Мартин Сапатер проводил лето в своем загородном доме – Кинта[138] Сапатер. Он был немало удивлен, когда во дворе неожиданно появился Франсиско со своим погонщиком Хилем и мулами и под широкополой шляпой он увидел обросшее бородой, постаревшее, ожесточенное лицо друга.
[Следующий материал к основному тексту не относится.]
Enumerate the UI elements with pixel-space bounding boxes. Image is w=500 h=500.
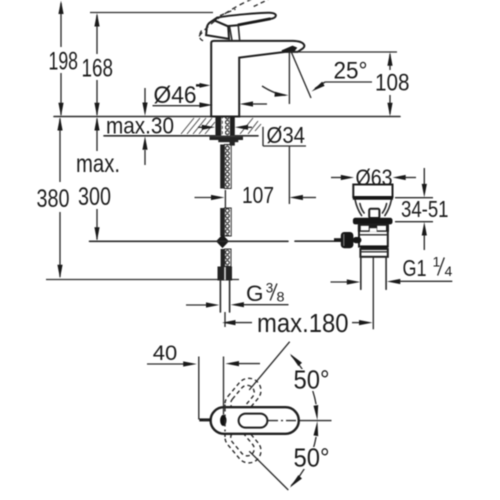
svg-text:34-51: 34-51 (401, 196, 449, 222)
lever neck (230, 25, 240, 40)
pop-up rod horizontal (90, 240, 289, 242)
pop-up waste: Ø63 dimension (331, 175, 416, 180)
lever knob capsule (plan) (239, 414, 268, 428)
svg-text:G1: G1 (403, 255, 427, 281)
body capsule (plan) (211, 407, 299, 434)
svg-text:25°: 25° (334, 58, 368, 85)
pivot dot (220, 415, 226, 426)
swing arc with arrow (262, 86, 286, 95)
label 50° upper (291, 367, 332, 395)
arrow pair at shank (deck hole) (198, 125, 252, 130)
break centerline in shank gap (224, 190, 226, 208)
label G3/8 with leader (186, 280, 289, 308)
svg-text:max.: max. (76, 150, 120, 178)
hose nut (G3/8 nipple) (218, 267, 233, 281)
svg-text:300: 300 (78, 183, 111, 211)
deck hatch right (240, 118, 261, 134)
svg-text:8: 8 (277, 289, 285, 305)
vertical centerline at pivot (224, 405, 226, 438)
lever blade underside shade (238, 19, 271, 25)
arc lower with arrows (290, 421, 318, 488)
rod ball joint (dark) (334, 232, 361, 248)
svg-text:4: 4 (445, 263, 453, 279)
dimension max.30 arrows (142, 88, 147, 165)
25° slanted ray (292, 53, 312, 99)
extension line at hose end (y=279.5) (46, 279, 239, 281)
hose thread below junction (221, 249, 225, 267)
label 25° with leader (312, 58, 373, 92)
mounting nut under deck (210, 137, 244, 146)
dimension 34-51 (395, 168, 433, 250)
waste lower box (360, 249, 387, 257)
dimension max.300 line (94, 117, 99, 241)
svg-text:G: G (246, 281, 264, 306)
faucet body (211, 41, 304, 117)
dimension 198 line (58, 1, 63, 117)
deck bottom line (104, 135, 258, 137)
svg-text:108: 108 (375, 70, 410, 97)
waste top cap (353, 185, 393, 199)
dimension 40 (147, 341, 260, 420)
dimension G1 1/4 (331, 254, 453, 285)
deck top line (54, 116, 400, 118)
waste trumpet taper (355, 200, 391, 216)
svg-text:3: 3 (266, 280, 274, 296)
dashed rotated handle (upper, +50°) (220, 373, 266, 421)
dashed raised lever (199, 0, 252, 36)
dimension 168 line (94, 13, 99, 116)
50° ray lower (249, 451, 288, 490)
threaded shank segment 2 (220, 208, 231, 236)
dimension 108 (288, 52, 397, 116)
svg-text:1: 1 (433, 254, 441, 270)
svg-text:50°: 50° (294, 367, 330, 395)
svg-text:Ø34: Ø34 (267, 122, 306, 148)
svg-text:50°: 50° (294, 445, 330, 473)
hose tube (220, 281, 229, 313)
label Ø46 with underline leader (153, 82, 213, 109)
svg-text:198: 198 (49, 48, 79, 76)
deck hatch left (181, 118, 215, 134)
junction diamond node (216, 235, 229, 249)
svg-text:107: 107 (242, 182, 274, 208)
svg-text:max.30: max.30 (106, 113, 174, 139)
faucet shank through deck (dark block) (215, 117, 234, 135)
tailpipe centerline (372, 257, 374, 329)
label Ø34 with bracket leader (263, 122, 306, 148)
50° ray upper (249, 342, 290, 390)
arrow at body right edge (Ø46 right) (240, 101, 267, 106)
dimension 380 line (57, 117, 62, 278)
svg-text:380: 380 (37, 185, 70, 213)
label 50° lower (291, 445, 332, 473)
spout aerator tip (dark) (282, 46, 298, 53)
waste lift knob (369, 209, 379, 218)
waste lower dark band (360, 245, 387, 249)
arrow at body left edge (upper) (196, 83, 210, 88)
lever blade (215, 13, 276, 26)
extension line stub to pivot (223, 409, 225, 415)
svg-text:Ø46: Ø46 (154, 82, 197, 109)
waste flange (dark band) (353, 218, 393, 225)
lever front boss (206, 18, 229, 39)
horizontal centerline (203, 420, 301, 422)
hose centerline stub (224, 312, 226, 327)
dimension max.180 (222, 320, 373, 325)
waste tailpipe (361, 257, 386, 290)
threaded shank segment 1 (220, 145, 231, 189)
svg-text:168: 168 (82, 55, 114, 83)
centerline from Ø34 to 107 (x=289.4) (288, 146, 290, 204)
dimension 107 (195, 195, 317, 200)
arc upper with arrows (290, 354, 318, 421)
left stub (199, 418, 211, 421)
dashed raised boss arc (200, 31, 205, 42)
waste body (358, 224, 389, 246)
extension line top of lever (y=12.5) (90, 12, 213, 14)
25° vertical ray from spout tip (288, 53, 290, 105)
svg-text:40: 40 (153, 341, 178, 365)
svg-text:max.180: max.180 (257, 310, 349, 338)
dashed rotated handle (lower, -50°) (220, 420, 266, 468)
Хиль объяснил ему, что произошло с Франсиско, который молча стоял рядом. Прежде чем Сапатер успел что-либо сказать, Франсиско властно велел ему дать погонщику гратификасионситу, чаевые, чтобы тот мог наконец поспешить на постоялый двор, потому что за день они проделали длинный путь и очень устали.

– Дай ему двести реалов! – приказал он.

Это были по-королевски щедрые «чаевые».

Потом Франсиско и Хиль выпили на прощание по глотку вина из бурдюка, Хиль с взволнованным лицом препоручил своего необычного седока Пречистой Деве Марии и всем святым, и через минуту Гойя увидел, как верный спутник, деливший с ним тяготы долгого путешествия, исчез в ночной тьме в направлении Сарагосы.
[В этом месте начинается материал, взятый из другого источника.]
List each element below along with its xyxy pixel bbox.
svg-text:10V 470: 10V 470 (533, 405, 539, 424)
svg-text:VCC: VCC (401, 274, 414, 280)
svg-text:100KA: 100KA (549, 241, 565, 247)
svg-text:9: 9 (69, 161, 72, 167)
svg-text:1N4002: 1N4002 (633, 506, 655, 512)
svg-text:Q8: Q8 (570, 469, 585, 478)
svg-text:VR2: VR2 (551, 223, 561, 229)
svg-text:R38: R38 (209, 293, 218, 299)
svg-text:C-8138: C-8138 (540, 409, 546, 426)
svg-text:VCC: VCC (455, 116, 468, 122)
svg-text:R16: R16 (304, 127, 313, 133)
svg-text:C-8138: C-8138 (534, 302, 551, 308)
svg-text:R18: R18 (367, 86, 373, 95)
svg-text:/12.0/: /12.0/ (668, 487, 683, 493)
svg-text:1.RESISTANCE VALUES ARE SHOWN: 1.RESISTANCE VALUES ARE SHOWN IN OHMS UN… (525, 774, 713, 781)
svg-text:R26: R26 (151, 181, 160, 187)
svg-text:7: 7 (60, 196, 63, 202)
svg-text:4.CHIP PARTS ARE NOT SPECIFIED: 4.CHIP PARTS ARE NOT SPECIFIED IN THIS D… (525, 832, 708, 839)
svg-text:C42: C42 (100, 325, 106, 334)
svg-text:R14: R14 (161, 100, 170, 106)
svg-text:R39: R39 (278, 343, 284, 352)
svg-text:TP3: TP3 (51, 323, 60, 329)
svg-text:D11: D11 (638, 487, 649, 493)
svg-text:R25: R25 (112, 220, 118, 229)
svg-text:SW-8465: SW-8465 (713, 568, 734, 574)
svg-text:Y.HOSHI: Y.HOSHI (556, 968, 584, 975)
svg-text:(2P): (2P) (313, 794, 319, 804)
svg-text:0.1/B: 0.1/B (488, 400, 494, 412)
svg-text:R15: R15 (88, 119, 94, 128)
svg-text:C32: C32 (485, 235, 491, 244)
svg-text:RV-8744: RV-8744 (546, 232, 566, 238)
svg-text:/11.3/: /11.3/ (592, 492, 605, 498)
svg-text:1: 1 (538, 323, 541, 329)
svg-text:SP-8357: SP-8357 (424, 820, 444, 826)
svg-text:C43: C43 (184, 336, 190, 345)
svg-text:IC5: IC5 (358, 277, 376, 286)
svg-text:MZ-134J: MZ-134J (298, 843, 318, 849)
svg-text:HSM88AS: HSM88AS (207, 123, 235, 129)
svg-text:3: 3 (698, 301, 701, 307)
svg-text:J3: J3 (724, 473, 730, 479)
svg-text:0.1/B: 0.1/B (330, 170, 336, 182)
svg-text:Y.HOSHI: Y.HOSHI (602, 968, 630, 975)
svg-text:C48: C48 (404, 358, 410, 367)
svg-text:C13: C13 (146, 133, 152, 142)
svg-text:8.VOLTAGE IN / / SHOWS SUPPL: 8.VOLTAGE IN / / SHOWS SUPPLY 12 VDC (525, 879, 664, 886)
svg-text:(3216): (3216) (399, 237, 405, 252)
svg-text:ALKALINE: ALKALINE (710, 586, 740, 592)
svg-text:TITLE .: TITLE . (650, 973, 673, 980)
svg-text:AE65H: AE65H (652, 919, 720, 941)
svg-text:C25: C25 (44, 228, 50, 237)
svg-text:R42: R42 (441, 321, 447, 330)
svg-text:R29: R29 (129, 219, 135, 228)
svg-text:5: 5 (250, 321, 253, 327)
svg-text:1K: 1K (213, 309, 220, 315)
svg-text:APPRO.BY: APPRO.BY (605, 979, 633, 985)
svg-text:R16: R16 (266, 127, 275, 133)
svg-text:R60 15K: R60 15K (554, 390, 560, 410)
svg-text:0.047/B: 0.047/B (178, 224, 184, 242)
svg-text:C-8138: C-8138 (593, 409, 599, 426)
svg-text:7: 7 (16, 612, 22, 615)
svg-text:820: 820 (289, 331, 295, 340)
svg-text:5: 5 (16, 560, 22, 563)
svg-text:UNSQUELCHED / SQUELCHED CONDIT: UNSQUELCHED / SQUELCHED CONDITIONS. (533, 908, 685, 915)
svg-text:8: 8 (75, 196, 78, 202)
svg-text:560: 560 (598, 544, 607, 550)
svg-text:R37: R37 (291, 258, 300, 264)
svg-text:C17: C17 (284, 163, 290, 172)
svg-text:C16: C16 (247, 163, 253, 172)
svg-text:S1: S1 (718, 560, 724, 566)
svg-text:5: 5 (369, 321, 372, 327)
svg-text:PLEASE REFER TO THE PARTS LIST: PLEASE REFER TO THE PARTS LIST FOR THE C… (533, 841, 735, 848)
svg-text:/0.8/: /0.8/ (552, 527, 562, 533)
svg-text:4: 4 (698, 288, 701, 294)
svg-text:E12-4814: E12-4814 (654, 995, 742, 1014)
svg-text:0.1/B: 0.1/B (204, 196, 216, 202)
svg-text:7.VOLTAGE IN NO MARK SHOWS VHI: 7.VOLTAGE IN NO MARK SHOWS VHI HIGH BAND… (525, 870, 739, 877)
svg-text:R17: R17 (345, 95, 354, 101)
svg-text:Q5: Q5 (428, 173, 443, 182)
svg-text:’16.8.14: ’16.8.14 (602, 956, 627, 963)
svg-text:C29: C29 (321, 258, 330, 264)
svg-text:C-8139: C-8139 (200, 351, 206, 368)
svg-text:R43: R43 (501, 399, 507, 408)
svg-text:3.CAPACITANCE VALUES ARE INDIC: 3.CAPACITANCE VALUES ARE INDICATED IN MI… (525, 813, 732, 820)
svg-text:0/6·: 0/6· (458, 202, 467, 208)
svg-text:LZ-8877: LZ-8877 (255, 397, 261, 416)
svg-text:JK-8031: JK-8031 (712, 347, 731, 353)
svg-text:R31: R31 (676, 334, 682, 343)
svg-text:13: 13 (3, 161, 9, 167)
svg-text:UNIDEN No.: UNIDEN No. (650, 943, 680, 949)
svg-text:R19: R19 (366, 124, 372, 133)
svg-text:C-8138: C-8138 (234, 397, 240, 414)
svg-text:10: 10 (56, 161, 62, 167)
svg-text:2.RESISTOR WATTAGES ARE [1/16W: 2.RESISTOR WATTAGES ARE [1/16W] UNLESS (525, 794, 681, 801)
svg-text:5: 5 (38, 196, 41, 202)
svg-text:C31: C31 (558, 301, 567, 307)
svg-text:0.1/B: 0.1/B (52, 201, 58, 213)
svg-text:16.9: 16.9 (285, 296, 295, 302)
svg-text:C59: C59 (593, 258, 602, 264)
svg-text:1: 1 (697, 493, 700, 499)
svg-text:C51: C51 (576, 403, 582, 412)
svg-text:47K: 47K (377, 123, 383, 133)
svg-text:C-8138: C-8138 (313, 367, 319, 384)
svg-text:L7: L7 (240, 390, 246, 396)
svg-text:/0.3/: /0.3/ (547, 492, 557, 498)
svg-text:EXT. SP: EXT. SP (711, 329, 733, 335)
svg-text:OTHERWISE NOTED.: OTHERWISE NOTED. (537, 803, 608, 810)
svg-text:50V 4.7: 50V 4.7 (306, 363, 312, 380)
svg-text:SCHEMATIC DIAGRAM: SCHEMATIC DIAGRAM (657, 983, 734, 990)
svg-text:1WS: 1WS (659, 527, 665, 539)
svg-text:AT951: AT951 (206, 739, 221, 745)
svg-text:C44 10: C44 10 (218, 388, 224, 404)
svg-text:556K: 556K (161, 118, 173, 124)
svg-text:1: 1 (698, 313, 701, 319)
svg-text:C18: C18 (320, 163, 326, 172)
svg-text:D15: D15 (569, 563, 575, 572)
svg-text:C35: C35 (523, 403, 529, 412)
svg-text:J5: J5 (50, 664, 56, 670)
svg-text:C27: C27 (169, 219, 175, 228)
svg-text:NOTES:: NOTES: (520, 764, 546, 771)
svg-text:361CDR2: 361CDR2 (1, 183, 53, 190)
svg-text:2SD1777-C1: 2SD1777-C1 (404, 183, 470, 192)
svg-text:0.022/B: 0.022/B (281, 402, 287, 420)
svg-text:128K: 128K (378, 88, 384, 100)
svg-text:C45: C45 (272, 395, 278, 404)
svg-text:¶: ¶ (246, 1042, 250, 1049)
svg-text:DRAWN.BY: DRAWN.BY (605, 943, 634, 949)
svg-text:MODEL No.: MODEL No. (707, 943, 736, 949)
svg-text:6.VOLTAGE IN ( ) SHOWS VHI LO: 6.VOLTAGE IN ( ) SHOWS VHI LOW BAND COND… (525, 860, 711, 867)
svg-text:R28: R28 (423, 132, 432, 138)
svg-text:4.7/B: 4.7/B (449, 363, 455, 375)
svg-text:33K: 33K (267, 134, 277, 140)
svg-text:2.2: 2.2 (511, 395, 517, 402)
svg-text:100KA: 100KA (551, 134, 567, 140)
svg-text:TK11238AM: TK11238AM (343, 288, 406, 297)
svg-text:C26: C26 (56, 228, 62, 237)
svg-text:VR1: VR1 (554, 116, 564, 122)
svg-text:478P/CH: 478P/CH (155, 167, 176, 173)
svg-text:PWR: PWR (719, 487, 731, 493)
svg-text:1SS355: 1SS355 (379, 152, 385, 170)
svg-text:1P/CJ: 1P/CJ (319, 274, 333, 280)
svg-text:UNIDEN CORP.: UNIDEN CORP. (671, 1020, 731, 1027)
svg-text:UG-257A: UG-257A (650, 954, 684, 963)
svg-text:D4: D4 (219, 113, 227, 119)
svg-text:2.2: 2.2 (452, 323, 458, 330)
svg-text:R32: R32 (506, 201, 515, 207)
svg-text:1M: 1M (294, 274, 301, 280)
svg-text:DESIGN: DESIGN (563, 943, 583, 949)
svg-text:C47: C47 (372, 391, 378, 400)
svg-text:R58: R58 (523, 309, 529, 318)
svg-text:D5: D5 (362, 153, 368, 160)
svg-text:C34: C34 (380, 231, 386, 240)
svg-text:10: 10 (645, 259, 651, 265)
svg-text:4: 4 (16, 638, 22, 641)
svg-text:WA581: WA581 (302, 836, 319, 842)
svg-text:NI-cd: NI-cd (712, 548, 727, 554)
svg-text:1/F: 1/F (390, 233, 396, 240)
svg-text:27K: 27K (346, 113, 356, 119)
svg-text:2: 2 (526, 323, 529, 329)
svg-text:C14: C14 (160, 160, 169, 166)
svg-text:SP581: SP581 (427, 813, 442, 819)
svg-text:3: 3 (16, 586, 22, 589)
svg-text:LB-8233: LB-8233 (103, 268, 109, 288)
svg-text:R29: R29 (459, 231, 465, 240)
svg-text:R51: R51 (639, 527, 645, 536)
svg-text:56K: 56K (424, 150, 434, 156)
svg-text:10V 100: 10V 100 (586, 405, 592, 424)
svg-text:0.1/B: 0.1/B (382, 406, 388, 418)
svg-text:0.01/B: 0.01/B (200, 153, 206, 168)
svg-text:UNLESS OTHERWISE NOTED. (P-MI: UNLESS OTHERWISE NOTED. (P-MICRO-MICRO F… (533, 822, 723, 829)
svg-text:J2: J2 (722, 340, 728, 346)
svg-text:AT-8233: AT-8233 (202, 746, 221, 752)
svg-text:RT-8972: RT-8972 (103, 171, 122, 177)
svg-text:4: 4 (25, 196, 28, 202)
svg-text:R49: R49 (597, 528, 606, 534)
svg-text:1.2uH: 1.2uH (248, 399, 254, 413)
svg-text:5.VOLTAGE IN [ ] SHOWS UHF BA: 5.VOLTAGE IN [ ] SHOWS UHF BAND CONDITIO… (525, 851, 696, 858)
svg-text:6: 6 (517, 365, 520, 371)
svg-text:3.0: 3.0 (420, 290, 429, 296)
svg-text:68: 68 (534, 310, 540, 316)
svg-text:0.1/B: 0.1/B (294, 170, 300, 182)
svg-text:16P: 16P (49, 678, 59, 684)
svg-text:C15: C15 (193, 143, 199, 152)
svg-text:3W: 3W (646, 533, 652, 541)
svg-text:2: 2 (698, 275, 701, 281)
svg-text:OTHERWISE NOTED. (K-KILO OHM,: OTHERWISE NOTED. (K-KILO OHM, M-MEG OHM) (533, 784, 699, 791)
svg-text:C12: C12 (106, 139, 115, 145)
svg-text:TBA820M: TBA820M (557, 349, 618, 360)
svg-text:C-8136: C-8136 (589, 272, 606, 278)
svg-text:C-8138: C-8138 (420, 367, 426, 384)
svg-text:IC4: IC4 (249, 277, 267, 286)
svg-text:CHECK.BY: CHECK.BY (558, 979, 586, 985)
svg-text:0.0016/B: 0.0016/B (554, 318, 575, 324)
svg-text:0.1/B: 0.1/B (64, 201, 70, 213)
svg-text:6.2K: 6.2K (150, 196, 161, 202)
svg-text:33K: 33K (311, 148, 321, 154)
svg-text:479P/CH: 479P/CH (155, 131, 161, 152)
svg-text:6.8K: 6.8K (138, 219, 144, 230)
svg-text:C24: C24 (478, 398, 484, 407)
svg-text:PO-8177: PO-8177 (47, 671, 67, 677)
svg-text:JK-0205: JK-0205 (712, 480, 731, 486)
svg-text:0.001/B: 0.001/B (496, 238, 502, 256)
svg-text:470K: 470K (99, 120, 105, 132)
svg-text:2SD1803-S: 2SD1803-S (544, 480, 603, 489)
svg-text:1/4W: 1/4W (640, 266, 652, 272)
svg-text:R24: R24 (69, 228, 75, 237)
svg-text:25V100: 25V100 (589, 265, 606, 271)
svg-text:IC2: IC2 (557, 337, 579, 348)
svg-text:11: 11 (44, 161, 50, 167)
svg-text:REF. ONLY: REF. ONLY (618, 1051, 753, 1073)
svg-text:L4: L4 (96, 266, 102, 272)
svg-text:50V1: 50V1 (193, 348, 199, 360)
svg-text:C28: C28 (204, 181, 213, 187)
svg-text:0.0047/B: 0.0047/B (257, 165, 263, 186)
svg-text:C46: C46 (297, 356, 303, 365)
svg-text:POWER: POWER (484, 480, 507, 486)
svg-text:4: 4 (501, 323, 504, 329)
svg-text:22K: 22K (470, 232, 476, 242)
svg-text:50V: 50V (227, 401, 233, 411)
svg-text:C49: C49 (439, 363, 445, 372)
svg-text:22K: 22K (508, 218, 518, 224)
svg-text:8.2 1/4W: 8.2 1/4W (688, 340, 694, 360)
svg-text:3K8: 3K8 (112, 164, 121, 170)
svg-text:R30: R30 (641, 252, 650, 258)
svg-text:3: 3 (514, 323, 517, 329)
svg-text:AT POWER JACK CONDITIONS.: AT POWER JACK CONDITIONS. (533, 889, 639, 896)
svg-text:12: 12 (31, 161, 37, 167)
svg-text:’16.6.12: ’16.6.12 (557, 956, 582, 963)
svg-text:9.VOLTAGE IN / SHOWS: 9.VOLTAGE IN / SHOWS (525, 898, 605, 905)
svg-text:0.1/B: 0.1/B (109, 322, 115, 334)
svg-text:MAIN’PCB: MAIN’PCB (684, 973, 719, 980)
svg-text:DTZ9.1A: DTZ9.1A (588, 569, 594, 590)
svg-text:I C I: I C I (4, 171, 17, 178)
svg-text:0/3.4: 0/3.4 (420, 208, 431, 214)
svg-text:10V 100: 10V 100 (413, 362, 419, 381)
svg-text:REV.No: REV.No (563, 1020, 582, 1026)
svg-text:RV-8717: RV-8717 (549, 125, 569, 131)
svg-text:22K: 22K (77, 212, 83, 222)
Франсиско не терпелось рассказать другу о пережитых ужасах, и прежде всего о самом страшном, о том, что он узнал от Пераля, – о грозившем ему безумии, но он пока молчал. Он боялся того, что́ Мартин может ему написать в ответ на его жалобы. Он всегда боялся магии оформленного слова; даже мысленно произнесенное слово притягивает демонов, не говоря уже о высказанном вслух и тем более преданном бумаге.

Первые дни они жили одни в Кинта Сапатер; прислуживали им старый арендатор Мартина Тадео и его жена Фаррука. Тадео был человек меланхоличного нрава и необыкновенно набожен; он часами сидел молча, с закрытыми глазами, погруженный в молитву или созерцание Божественных истин. Фаррука отличалась более умеренной, мечтательной набожностью. Она объявила себя «esclava de la Santísima Trinidad» – рабой Пресвятой Троицы, ее духовник выдал ей письменное подтверждение благословения Пресвятой Троицы. Фаррука взяла на себя послушание – служить находившейся в ее комнате восковой статуе Пресвятой Девы Марии: она аккуратно меняла цветы и возжигала свечи перед образом Богоматери, творила в определенные часы определенные молитвы, меняла Ее облачение в соответствии со временем года и с церковным календарем; на ночь надевала Ей ночную рубаху. Кроме того, она еженедельно выплачивала своему духовнику – как представителю Пресвятой Троицы – четыре реала.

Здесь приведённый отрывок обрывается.